The feed statistics become available on a new tab under ‘dashboard’ in the WordPress administrative back-end. I’m sure these statistics are rudimentary compared to what Feedburner dishes out. There are currently no fine grained stats about which readers are being used etc., but I have found them to be quite adequate to keep track of general trends in feed readership. That’s all I want of it and that should suffice for most bloggers.
The Subscribe2 plugin has been around for a while and has changed hands a few times along the way. But it has always been growing from strength to strength, and it is now a very mature solution for readers to subscribe to email updates of your blog.
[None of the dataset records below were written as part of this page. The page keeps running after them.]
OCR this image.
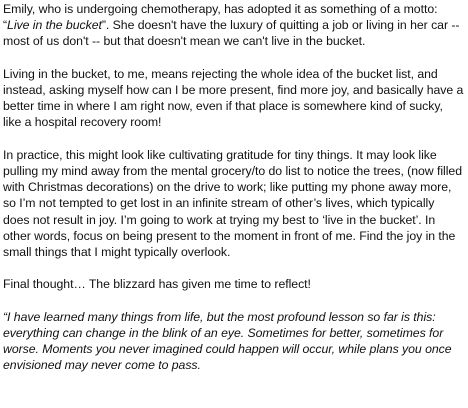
Emily, who is undergoing chemotherapy, has adopted it as something of a motto: “Live in the bucket”. She doesn't have the luxury of quitting a job or living in her car -- most of us don't -- but that doesn't mean we can't live in the bucket.

Living in the bucket, to me, means rejecting the whole idea of the bucket list, and instead, asking myself how can I be more present, find more joy, and basically have a better time in where I am right now, even if that place is somewhere kind of sucky, like a hospital recovery room!

In practice, this might look like cultivating gratitude for tiny things. It may look like pulling my mind away from the mental grocery/to do list to notice the trees, (now filled with Christmas decorations) on the drive to work; like putting my phone away more, so I’m not tempted to get lost in an infinite stream of other’s lives, which typically does not result in joy. I’m going to work at trying my best to ‘live in the bucket’. In other words, focus on being present to the moment in front of me. Find the joy in the small things that I might typically overlook.

Final thought… The blizzard has given me time to reflect!

“I have learned many things from life, but the most profound lesson so far is this: everything can change in the blink of an eye. Sometimes for better, sometimes for worse. Moments you never imagined could happen will occur, while plans you once envisioned may never come to pass.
The latest version of Subscribe2 at the time of this writing is v2.35. It allows both WordPress registered users and anonymous users to sign up their email address for updates from blogs. This ability for the general public to signup makes this an ample alternative to email update services.
Advertising in RSS feeds depends on an external advertising service, so this functionality cannot be completely fulfilled by any hosted plugins or software unless they allow direct ad sales by the blog owner.
But if you’re not into all that negotiating and sales, Feedvertising from the people at Text-Link-Ads provides the ad management services that you require to monetise your blog RSS feed.
There you have it. By using the above three solutions in conjunction, you can come very close to replacing all Feedburner functionality on your blog. It gives you the satisfaction and security of knowing your feed is being served off your private server without too much outside contribution or interference. And you also get full access to your data and your subscribers.